Aussi étonnant que cela puisse paraître, cette photographie est à la fois une mise en scène et un autoportrait. L'Anglaise Juno Calypso, 26 ans, avait depuis longtemps la photo d'une salle de bain rose tapissée de miroirs sur son ordi, qui l'a fascinée au point qu'elle a fini par retrouver la provenance du cliché, casser sa tirelire, prendre un vol pour la Pennsylvanie et réserver pour une semaine une chambre dans un honeymoon hotel.
Claquemurée seule, loin de chez elle, dans cet endroit absurde fréquenté par des couples (le proprio serait l'inventeur du jacuzzi en forme de cœur), elle a commencé par se grimer et façonner un avatar choucrouté baptisé Joyce, une naïade à demi-toquée mais sans biographie précise, qui, du lit à la moquette, de la moquette à la baignoire, tourne en rond autour de ses reflets et possibles métamorphoses. «Séduction, solitude, désir, déception» sont, selon la photographe elle-même, les motifs qui l'attirent à travers le kitsch pop de ces alcôves acidulées et vénéneuses où elle écoutait, l'oreille collée au mur, dans l'espoir d'entendre des râles de jouissance, des scènes de ménage, les bruits d'un fait divers. «J'avais l'habitude de prendre des photos de Joyce comme une manière de déconstruction critique des attributs de la féminité, mais désormais je considère que le problème n'est pas le maquillage et les instruments bizarres censés rehausser le physique mais la manière dont la société traite les femmes qui s'investissent aussi intensément dans leur apparence», explique Juno Calypso sur le site Dazed.
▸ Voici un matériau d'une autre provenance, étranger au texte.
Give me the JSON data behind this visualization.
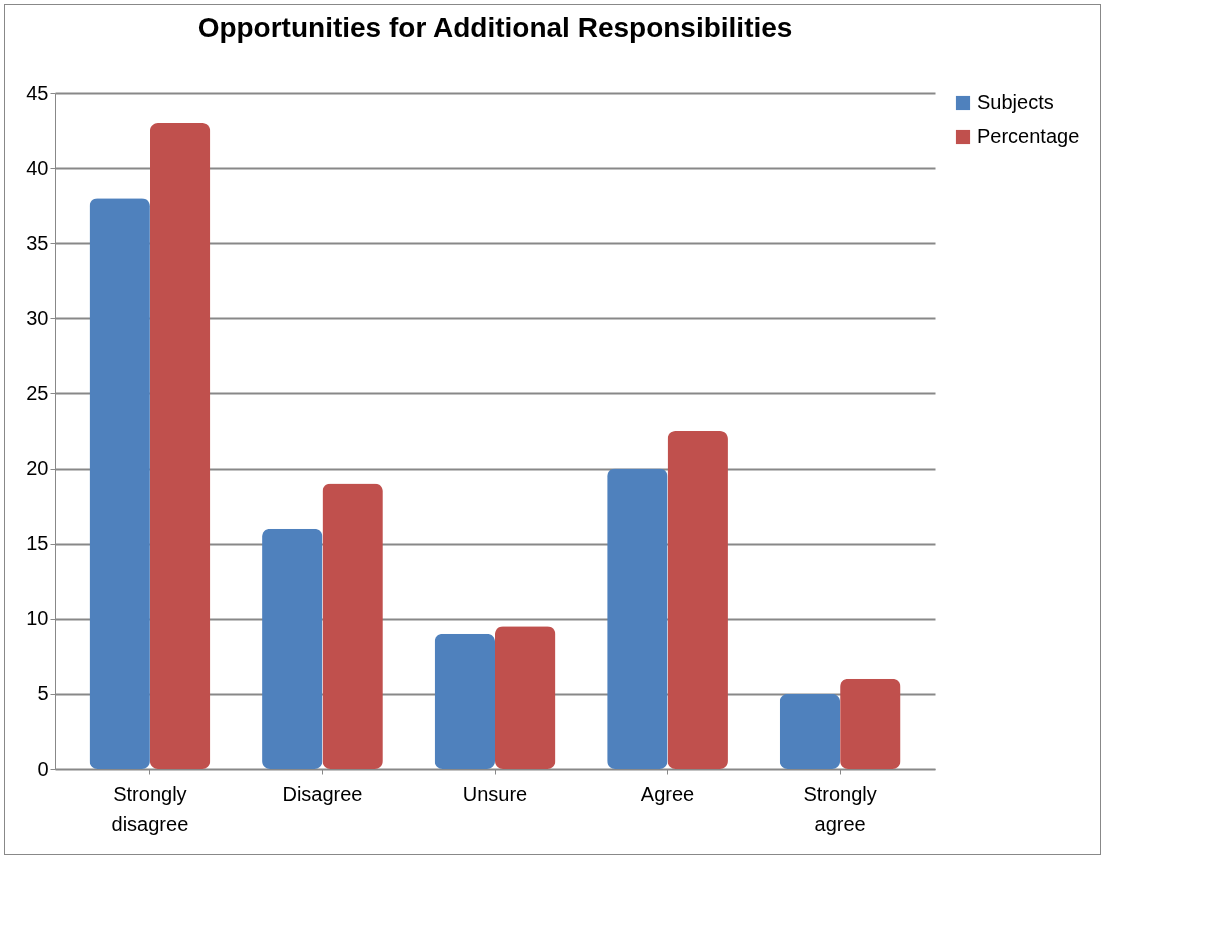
{
  "chart_data": {
    "type": "bar",
    "title": "Opportunities for Additional Responsibilities",
    "categories": [
      "Strongly disagree",
      "Disagree",
      "Unsure",
      "Agree",
      "Strongly agree"
    ],
    "series": [
      {
        "name": "Subjects",
        "color": "#4f81bd",
        "values": [
          38,
          16,
          9,
          20,
          5
        ]
      },
      {
        "name": "Percentage",
        "color": "#c0504d",
        "values": [
          43,
          19,
          9.5,
          22.5,
          6
        ]
      }
    ],
    "ylim": [
      0,
      45
    ],
    "yticks": [
      0,
      5,
      10,
      15,
      20,
      25,
      30,
      35,
      40,
      45
    ],
    "grid": "y",
    "legend": "right"
  }
}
Les ongles roses et la main cadavéreuse posée sur le marbre rose telle une grosse araignée en caoutchouc, les robinets installés là comme deux flacons de parfum vides et l'angoissant manque de visibilité de ce qui se cache hors champ et que les miroirs ne montrent pas, plus que toutes les autres de la même série, l'image est à la fois superficielle comme un gag et profonde comme un cauchemar (ou peut-être est-ce l'inverse ?). Le jury du très sélect et avant-gardiste British Journal of Photography a été vivement impressionné par ce travail et a remis son prix annuel à Juno Calypso, choisie parmi 1 500 autres candidats.